Paltrow told Vanity Fair (via The New York Daily News) in 2000 that the breakup with Pitt changed her and shook her to the core. "It really changed my life. When we split up, something changed permanently in me," she said. "My heart sort of broke that day, and it will never be the same."

The spotlight brought too much pressure

While Paltrow and Pitt were together, they were constantly hounded by paparazzi. Pitt sued Playgirl magazine in 1997 over nude photos allegedly taken with a telephoto lens of him and Paltrow on vacation in the West Indies. Since her split from Pitt, with the exception of her brief on-again-off-again romance with Ben Affleck, Paltrow has made a point to keep her relationships, including her marriage to Chris Martin, under the radar and away from red carpets. Pitt, however, went on to marry Jennifer Aniston, then Angelina Jolie, embracing the power couple status until the marriages each fell apart.

Luke Wilson later hinted to Entertainment Weekly that Pitt's love of the limelight played a role in the split, describing Paltrow's ideal man thusly: "He doesn't have to grab all the attention in the room."

She put her career on hold for him

People reported that Paltrow turned down at least one role to be closer to Pitt while they were together, something she confirmed.

"We're just not doing movies at the same time. So, I finished my last film, Great Expectations (1998), in October and then went with him to Argentina while he did Seven Years in Tibet (1997) and I was there most of the time with him and he's gonna have a break while I do my next one and I'm gonna take a break when he does his," Paltrow told Entertainment Tonight in their golden-haired heyday. "So, you really need to do that I think in order to, you know, have a relationship, you know? It's too difficult to be separated, it really is."

Paltrow also told New York (via People) while she and Pitt were together, "I love acting, but it's not the most important thing to me."

They were terrified of divorcing

When Pitt and Paltrow were still engaged, she expressed that they both shunned the idea of divorce and took marriage incredibly seriously because of how they each were raised. "I take the institution extremely seriously. There are no divorces in my family either — and in his either, so this is not something — we've been together for quite some time, so this is not a rash decision," she told Entertainment Tonight.

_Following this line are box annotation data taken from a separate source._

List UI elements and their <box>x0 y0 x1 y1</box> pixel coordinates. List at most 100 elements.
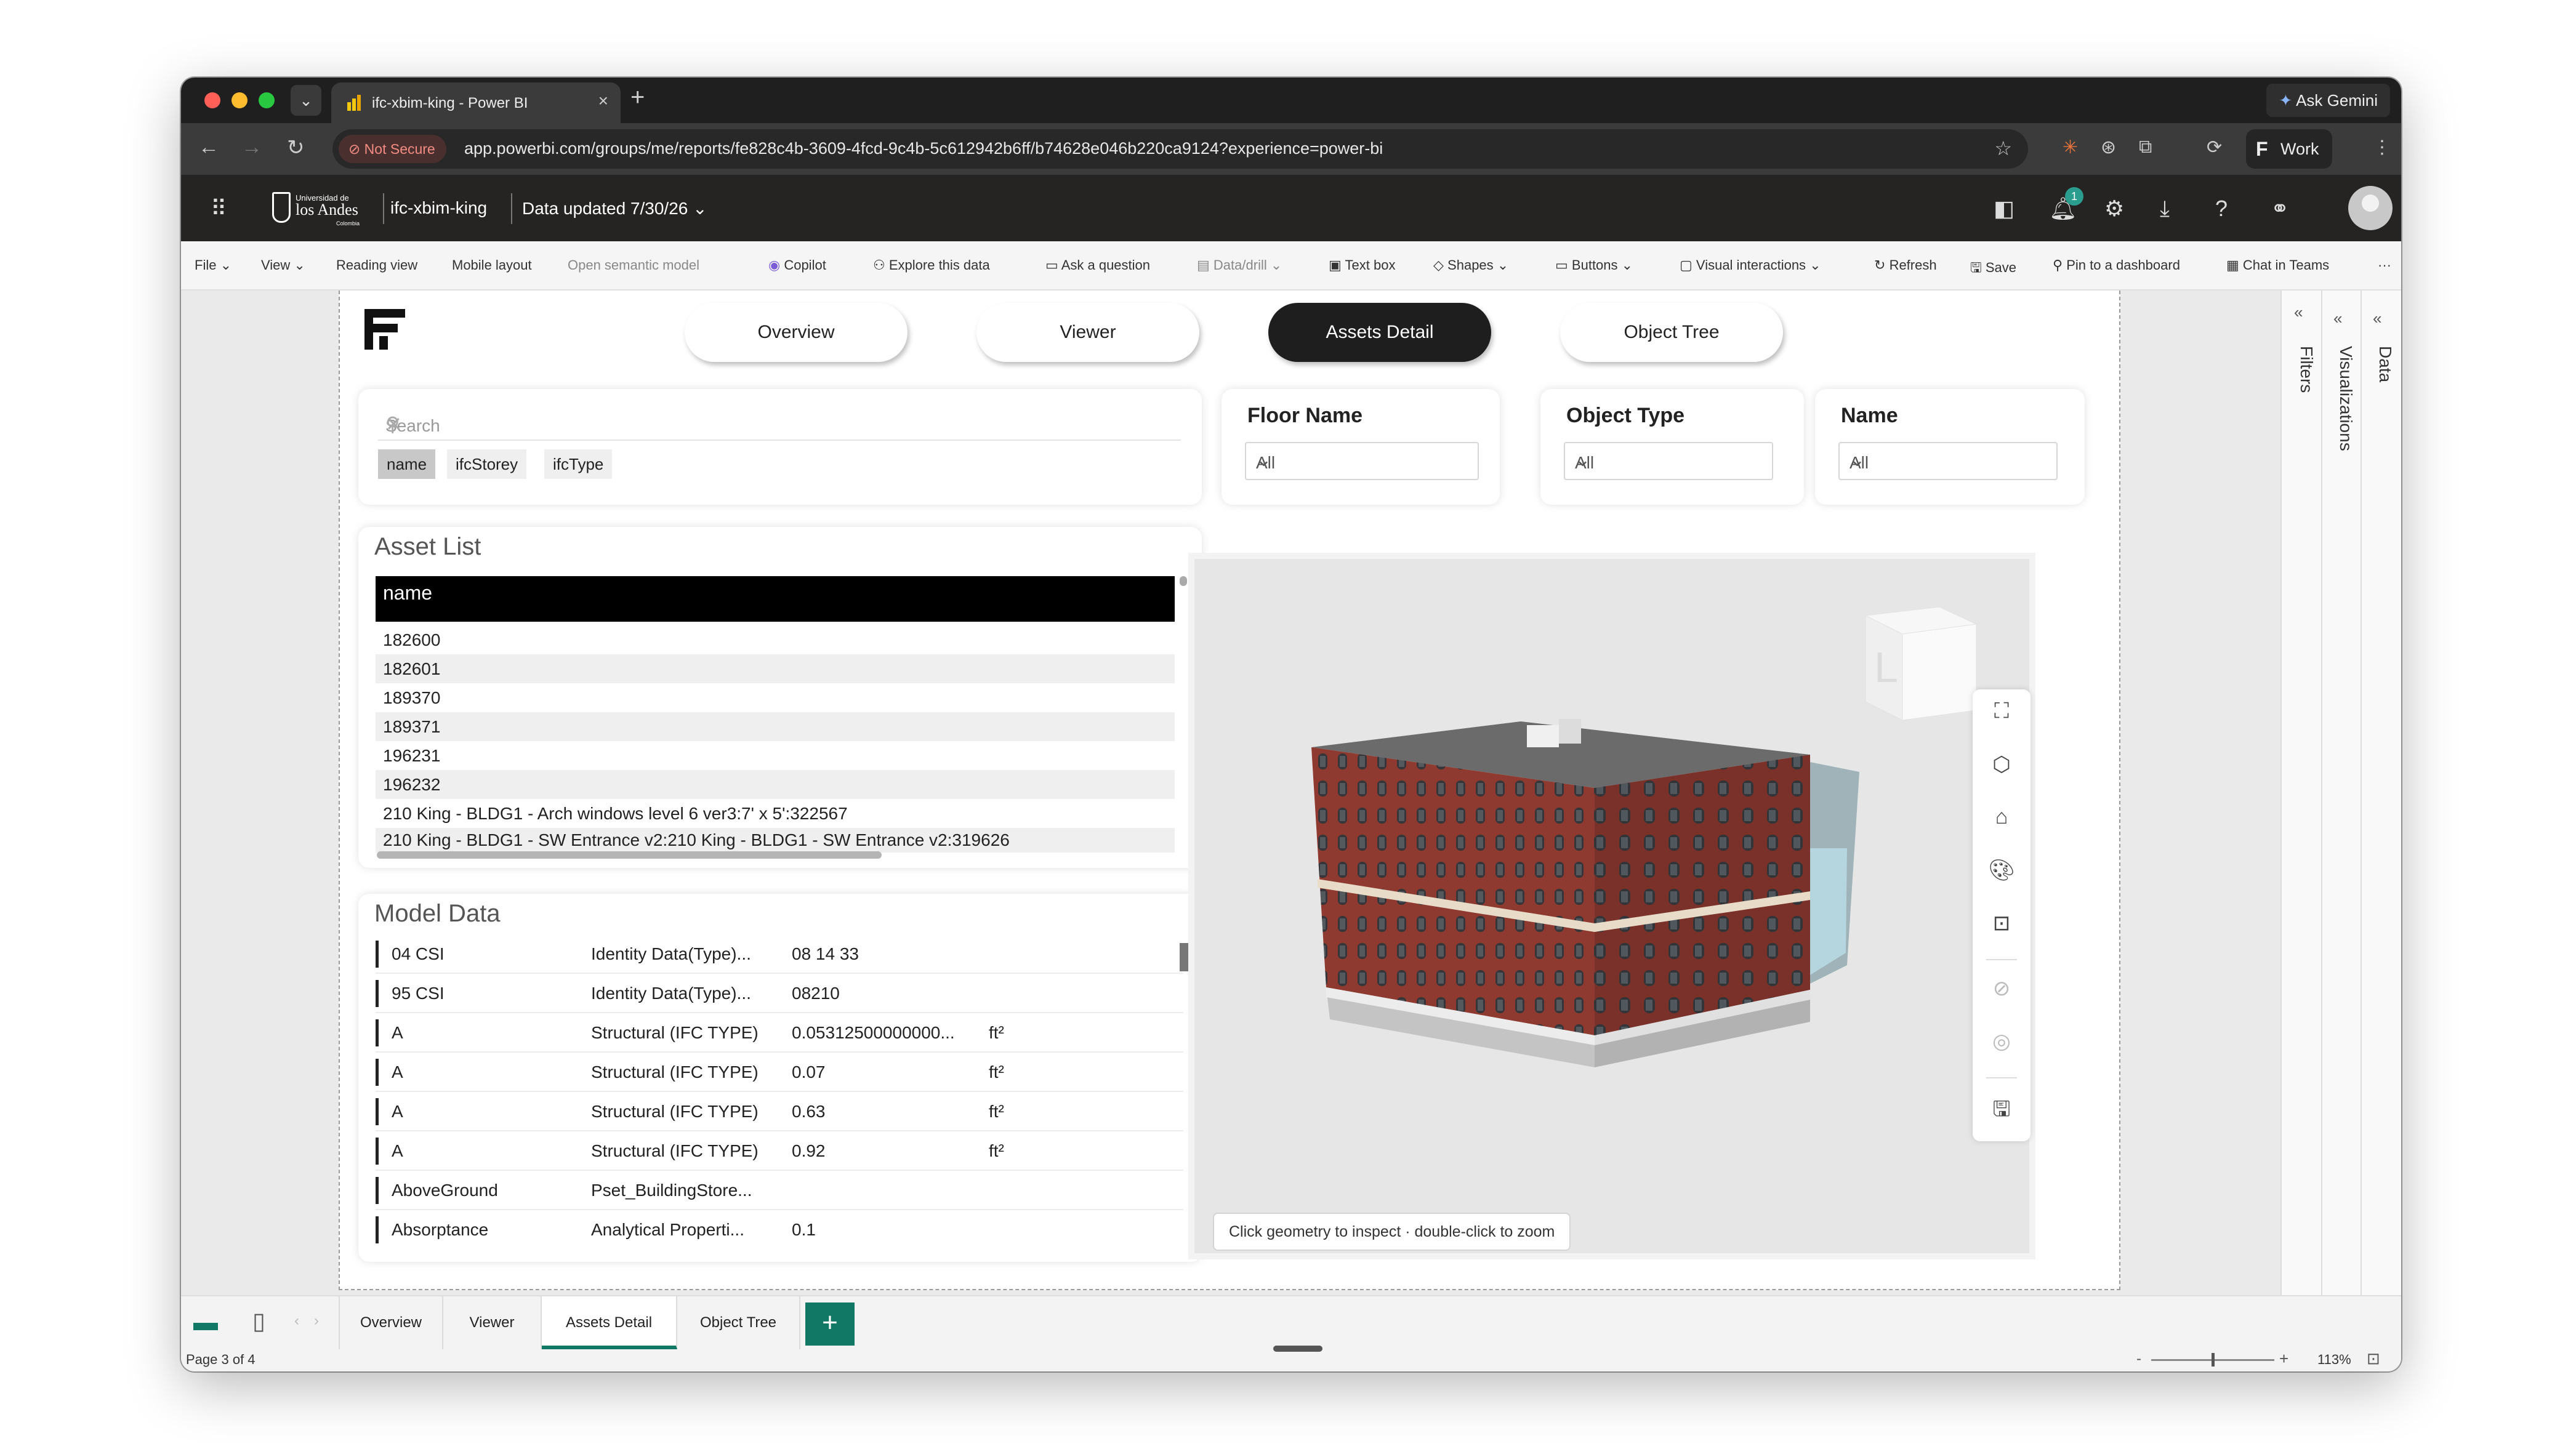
data-updated-dropdown[interactable]: Data updated 7/30/26 ⌄ <box>522 198 707 219</box>
table-row[interactable]: 189371 <box>376 712 1175 741</box>
palette-icon[interactable]: 🎨︎ <box>1973 858 2031 883</box>
building-model[interactable]: L <box>1194 559 2029 1253</box>
table-row[interactable]: 182600 <box>376 625 1175 654</box>
scroll-handle[interactable] <box>1273 1346 1322 1352</box>
shapes-menu[interactable]: ◇ Shapes ⌄ <box>1433 257 1508 273</box>
table-row[interactable]: 196232 <box>376 770 1175 799</box>
browser-menu-icon[interactable]: ⋮ <box>2373 137 2391 158</box>
openai-extension-icon[interactable]: ⊛ <box>2101 137 2116 158</box>
focus-icon[interactable]: ⊡ <box>1973 911 2031 936</box>
copilot-button[interactable]: ◉ Copilot <box>768 257 826 273</box>
asset-list-header[interactable]: name <box>376 576 1175 622</box>
table-row[interactable]: AboveGround Pset_BuildingStore... <box>376 1171 1183 1210</box>
table-row[interactable]: 95 CSI Identity Data(Type)... 08210 <box>376 974 1183 1013</box>
open-semantic-model-button[interactable]: Open semantic model <box>568 257 699 273</box>
save-button[interactable]: 🖫︎ Save <box>1970 257 2016 281</box>
ifc-3d-viewer[interactable]: L ⛶ ⬡ ⌂ 🎨︎ ⊡ ⊘ ◎ 🖫︎ Click geometry to in… <box>1188 553 2035 1259</box>
mobile-layout-button[interactable]: Mobile layout <box>452 257 532 273</box>
table-row[interactable]: 189370 <box>376 683 1175 712</box>
data-drill-menu[interactable]: ▤ Data/drill ⌄ <box>1197 257 1282 273</box>
view-menu[interactable]: View ⌄ <box>261 257 305 273</box>
mobile-layout-icon[interactable]: ▯ <box>252 1307 265 1335</box>
back-arrow-icon[interactable]: ← <box>198 135 219 159</box>
filters-pane-tab[interactable]: Filters <box>2296 346 2316 393</box>
visual-interactions-menu[interactable]: ▢ Visual interactions ⌄ <box>1680 257 1821 273</box>
table-row[interactable]: A Structural (IFC TYPE) 0.63 ft² <box>376 1092 1183 1131</box>
table-row[interactable]: Absorptance Analytical Properti... 0.1 <box>376 1210 1183 1250</box>
close-tab-icon[interactable]: × <box>598 91 608 111</box>
nav-viewer-button[interactable]: Viewer <box>976 303 1199 362</box>
table-row[interactable]: 04 CSI Identity Data(Type)... 08 14 33 <box>376 934 1183 974</box>
page-tab-overview[interactable]: Overview <box>339 1296 443 1349</box>
save-view-icon[interactable]: 🖫︎ <box>1973 1094 2031 1130</box>
ask-gemini-button[interactable]: ✦ Ask Gemini <box>2266 84 2390 117</box>
desktop-layout-icon[interactable]: ▬ <box>193 1309 218 1336</box>
chat-teams-button[interactable]: ▦ Chat in Teams <box>2226 257 2329 273</box>
collapse-visualizations-icon[interactable]: « <box>2333 309 2342 328</box>
claude-extension-icon[interactable]: ✳ <box>2063 137 2078 158</box>
puzzle-extensions-icon[interactable]: ⧉ <box>2139 137 2152 158</box>
fit-to-page-icon[interactable]: ⊡ <box>2367 1349 2380 1368</box>
file-menu[interactable]: File ⌄ <box>195 257 231 273</box>
share-link-icon[interactable]: ⚭ <box>2271 196 2289 222</box>
buttons-menu[interactable]: ▭ Buttons ⌄ <box>1555 257 1633 273</box>
omnibox[interactable]: ⊘ Not Secure app.powerbi.com/groups/me/r… <box>332 129 2028 169</box>
more-options-icon[interactable]: ··· <box>2378 257 2391 273</box>
layout-panel-icon[interactable]: ◧ <box>1994 196 2015 222</box>
nav-overview-button[interactable]: Overview <box>685 303 908 362</box>
reading-view-button[interactable]: Reading view <box>336 257 417 273</box>
uniandes-logo[interactable]: Universidad de los Andes Colombia <box>272 192 377 227</box>
profile-work-button[interactable]: F Work <box>2246 129 2332 169</box>
name-dropdown[interactable]: All ⌄ <box>1838 442 2058 480</box>
help-icon[interactable]: ? <box>2215 196 2228 222</box>
browser-tab[interactable]: ifc-xbim-king - Power BI × <box>331 82 621 123</box>
not-secure-badge[interactable]: ⊘ Not Secure <box>339 135 446 163</box>
clear-icon[interactable]: ✕ <box>385 412 1177 436</box>
visualizations-pane-tab[interactable]: Visualizations <box>2336 346 2356 451</box>
sync-icon[interactable]: ⟳ <box>2207 137 2222 158</box>
data-pane-tab[interactable]: Data <box>2375 346 2395 382</box>
user-avatar[interactable] <box>2348 186 2393 230</box>
pin-dashboard-button[interactable]: ⚲ Pin to a dashboard <box>2053 257 2180 273</box>
refresh-button[interactable]: ↻ Refresh <box>1874 257 1937 273</box>
settings-gear-icon[interactable]: ⚙ <box>2104 196 2124 222</box>
zoom-slider-thumb[interactable] <box>2212 1353 2215 1367</box>
nav-assets-detail-button[interactable]: Assets Detail <box>1268 303 1491 362</box>
search-field-chip[interactable]: ifcStorey <box>447 449 527 479</box>
table-row[interactable]: A Structural (IFC TYPE) 0.05312500000000..… <box>376 1013 1183 1053</box>
show-icon[interactable]: ◎ <box>1973 1029 2031 1054</box>
search-field-chip[interactable]: ifcType <box>544 449 613 479</box>
page-tab-viewer[interactable]: Viewer <box>443 1296 542 1349</box>
add-page-button[interactable]: + <box>805 1302 855 1346</box>
cube-icon[interactable]: ⬡ <box>1973 752 2031 777</box>
table-row[interactable]: A Structural (IFC TYPE) 0.07 ft² <box>376 1053 1183 1092</box>
zoom-out-icon[interactable]: - <box>2136 1351 2141 1368</box>
app-launcher-icon[interactable]: ⠿ <box>211 196 227 222</box>
zoom-in-icon[interactable]: + <box>2279 1349 2288 1368</box>
floor-name-dropdown[interactable]: All ⌄ <box>1245 442 1479 480</box>
collapse-filters-icon[interactable]: « <box>2294 303 2303 322</box>
fullscreen-icon[interactable]: ⛶ <box>1973 699 2031 723</box>
vertical-scrollbar[interactable] <box>1180 576 1187 586</box>
collapse-data-icon[interactable]: « <box>2373 309 2381 328</box>
tab-search-chevron-icon[interactable]: ⌄ <box>291 85 321 116</box>
reload-icon[interactable]: ↻ <box>287 135 305 160</box>
table-row[interactable]: A Structural (IFC TYPE) 0.92 ft² <box>376 1131 1183 1171</box>
hide-icon[interactable]: ⊘ <box>1973 976 2031 1001</box>
download-icon[interactable]: ⤓ <box>2160 196 2170 222</box>
close-window-icon[interactable] <box>204 92 220 108</box>
forward-arrow-icon[interactable]: → <box>241 135 262 159</box>
view-cube[interactable]: L <box>1864 606 1978 721</box>
horizontal-scrollbar[interactable] <box>377 851 882 859</box>
nav-object-tree-button[interactable]: Object Tree <box>1560 303 1783 362</box>
table-row[interactable]: 182601 <box>376 654 1175 683</box>
text-box-button[interactable]: ▣ Text box <box>1329 257 1395 273</box>
report-name[interactable]: ifc-xbim-king <box>390 198 487 218</box>
search-input[interactable]: Search ⚲ ✕ <box>378 410 1181 441</box>
explore-data-button[interactable]: ⚇ Explore this data <box>873 257 990 273</box>
zoom-level[interactable]: 113% <box>2317 1352 2351 1368</box>
maximize-window-icon[interactable] <box>259 92 275 108</box>
table-row[interactable]: 210 King - BLDG1 - SW Entrance v2:210 Ki… <box>376 828 1175 853</box>
search-field-chip[interactable]: name <box>378 449 436 479</box>
table-row[interactable]: 196231 <box>376 741 1175 770</box>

The pressure of avoiding a possible divorce later may have driven the pair to pull the curtain on the idea of marriage altogether … at least with one another.

She may have cheated

Radar Online reports that Paltrow may have cheated on Pitt during their relationship, pointing to her Sliding Doors (1998) co-star John Hannah. As for Pitt, insiders told People, "Brad is not a womanizer and he doesn't cheat. He always has one girlfriend." (Someone let Jennifer Aniston know.)

Their personalities are totally different

Sources close to Brad described him at the time of their split as "a pretty down-home basic boy" who enjoys life's simple pleasures and had a very down to Earth sensibility. Pitt was described as loving beer and country music. The actor was raised in the midwest by his father Bill, who owned a trucking company, and school counselor Jane — and they all celebrated his engagement to Paltrow together at Red Lobster.

Paltrow's goopy upbringing was very different from Pitt's down-home raising. The daughter of director Bruce Paltrow and actress Blythe Danner, Paltrow was raised in New York City's elite Upper East Side, went to an exclusive girls' academy, did regional theater with her mother, and was spent a great deal of time in Los Angeles growing up. Is it any wonder she went on to found Goop, a website that's been slammed for its pretension and privilege?

Paltrow hinted to Entertainment Weekly that their different personalities played a role in the relationship's demise. "People are, like, obsessed with knowing why [we broke up]. I think, 'What do you mean, why?' When two people aren't supposed to be together, they're not supposed to be together."